While clinical outcomes data for 2-stage revision ACL reconstruction is limited, this recent retrospective cohort study evaluated 88 patients, and compared those that underwent single-stage versus 2-stage revision ACL reconstruction. Those patients who underwent 2-stage revision ACL reconstruction did so due to poor tunnel location or enlarged diameter, and they underwent bone grafting with allograft dowels using a technique similar to what was described in this video, and all patients received bone patellar tendon bone autograft or allograft for their revision ACL. The authors found significant improvement in clinical outcome scores for both groups. Furthermore, while there was a slightly increased failure rate in the single-stage group, this was not found to be statistically significant. This study suggests that in cases where tunnel diameter or location precludes the ability to perform revision ACL reconstruction in a single stage, performing the revision in 2 stages using allograft bone dowels can still produce excellent clinical outcomes with comparable failure rates to single-stage revision ACL reconstruction. ⁴ In addition, this 2021 study evaluated the overall incorporation rate of the allograft dowels in the setting of revision ACL reconstruction.
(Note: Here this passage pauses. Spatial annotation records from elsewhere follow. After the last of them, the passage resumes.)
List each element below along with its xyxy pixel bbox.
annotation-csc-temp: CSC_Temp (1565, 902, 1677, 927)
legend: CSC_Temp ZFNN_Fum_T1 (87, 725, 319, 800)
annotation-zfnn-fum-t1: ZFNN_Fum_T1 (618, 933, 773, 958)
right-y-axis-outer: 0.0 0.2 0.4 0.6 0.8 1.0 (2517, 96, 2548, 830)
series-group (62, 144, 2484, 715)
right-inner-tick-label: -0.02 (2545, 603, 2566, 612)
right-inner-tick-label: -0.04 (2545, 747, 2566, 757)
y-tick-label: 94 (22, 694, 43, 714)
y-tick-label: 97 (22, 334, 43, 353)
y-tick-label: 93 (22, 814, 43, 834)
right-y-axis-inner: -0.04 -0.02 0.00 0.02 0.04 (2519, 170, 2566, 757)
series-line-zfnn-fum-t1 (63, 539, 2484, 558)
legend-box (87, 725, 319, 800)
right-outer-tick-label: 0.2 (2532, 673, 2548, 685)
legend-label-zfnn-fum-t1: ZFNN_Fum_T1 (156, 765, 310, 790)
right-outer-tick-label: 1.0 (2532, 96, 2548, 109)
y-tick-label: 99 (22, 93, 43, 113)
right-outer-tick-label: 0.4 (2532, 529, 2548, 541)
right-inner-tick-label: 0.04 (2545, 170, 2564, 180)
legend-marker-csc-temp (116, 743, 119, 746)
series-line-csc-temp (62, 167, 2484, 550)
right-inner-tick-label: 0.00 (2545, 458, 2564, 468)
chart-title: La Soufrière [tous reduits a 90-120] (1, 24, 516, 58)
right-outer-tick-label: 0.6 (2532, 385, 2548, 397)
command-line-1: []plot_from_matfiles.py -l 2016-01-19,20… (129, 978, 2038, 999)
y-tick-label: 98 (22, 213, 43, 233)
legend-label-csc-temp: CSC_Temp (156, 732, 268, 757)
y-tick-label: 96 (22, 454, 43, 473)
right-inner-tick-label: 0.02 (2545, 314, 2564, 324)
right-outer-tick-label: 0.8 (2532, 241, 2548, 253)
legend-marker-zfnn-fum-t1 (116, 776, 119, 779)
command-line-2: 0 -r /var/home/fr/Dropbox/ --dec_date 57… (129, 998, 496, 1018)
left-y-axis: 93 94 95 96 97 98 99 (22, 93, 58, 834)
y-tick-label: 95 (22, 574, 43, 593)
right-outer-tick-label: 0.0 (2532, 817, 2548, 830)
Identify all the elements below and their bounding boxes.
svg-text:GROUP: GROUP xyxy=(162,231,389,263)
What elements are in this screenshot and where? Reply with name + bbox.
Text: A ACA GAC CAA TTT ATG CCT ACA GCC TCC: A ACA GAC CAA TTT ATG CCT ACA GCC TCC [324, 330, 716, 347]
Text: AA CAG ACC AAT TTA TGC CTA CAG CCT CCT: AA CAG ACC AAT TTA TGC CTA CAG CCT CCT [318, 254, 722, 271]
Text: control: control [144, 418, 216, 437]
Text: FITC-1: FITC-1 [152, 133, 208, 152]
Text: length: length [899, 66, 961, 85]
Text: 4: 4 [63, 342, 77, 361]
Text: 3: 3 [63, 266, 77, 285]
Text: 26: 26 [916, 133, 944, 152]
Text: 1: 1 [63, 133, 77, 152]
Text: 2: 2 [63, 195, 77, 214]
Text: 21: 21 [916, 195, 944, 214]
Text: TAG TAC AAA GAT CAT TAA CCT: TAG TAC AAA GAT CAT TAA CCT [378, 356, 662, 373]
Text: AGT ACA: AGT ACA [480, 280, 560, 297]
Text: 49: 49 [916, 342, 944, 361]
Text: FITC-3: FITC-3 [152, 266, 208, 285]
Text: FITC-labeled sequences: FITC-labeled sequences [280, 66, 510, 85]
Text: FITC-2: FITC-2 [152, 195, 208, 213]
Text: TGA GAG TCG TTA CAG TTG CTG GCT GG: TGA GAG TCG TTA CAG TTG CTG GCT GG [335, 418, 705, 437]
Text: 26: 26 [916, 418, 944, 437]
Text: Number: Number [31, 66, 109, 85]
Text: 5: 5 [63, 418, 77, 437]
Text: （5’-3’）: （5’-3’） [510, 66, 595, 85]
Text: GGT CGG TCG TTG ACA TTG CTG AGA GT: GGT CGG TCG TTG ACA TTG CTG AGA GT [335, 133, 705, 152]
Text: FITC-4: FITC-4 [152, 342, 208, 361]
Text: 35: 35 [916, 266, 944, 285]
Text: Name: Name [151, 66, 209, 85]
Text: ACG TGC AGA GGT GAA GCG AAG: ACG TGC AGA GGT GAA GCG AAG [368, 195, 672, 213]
In these 21 patients, CT scans were used about 3 months postoperatively to evaluate graft incorporation. The authors found an overall union ratio of 74% for tibial allograft bone dowels, and 83% for femoral allograft bone dowels, and an overall occupying ratio of 85.7% and 87.6% for tibial and femoral allograft bone dowels, respectively. Intraoperatively, all allografts showed punctate bleeding bone without any signs of degradation of the host bone-graft interface. ¹ Of note, the patients in this study received various grafts and fixation constructs in the final revision ACL reconstruction, including titanium interference screws and suspensory fixation with all soft tissue grafts, suggesting there are no limitations to fixation technique after staging a revision ACL reconstruction with allograft bone dowels. ¹ The authors concluded that allograft bone dowels are a viable graft choice to replenish bone stock in the setting of a staged revision ACL reconstruction. ¹

Thank you for your attention, and we hope that you found our technique video to be useful.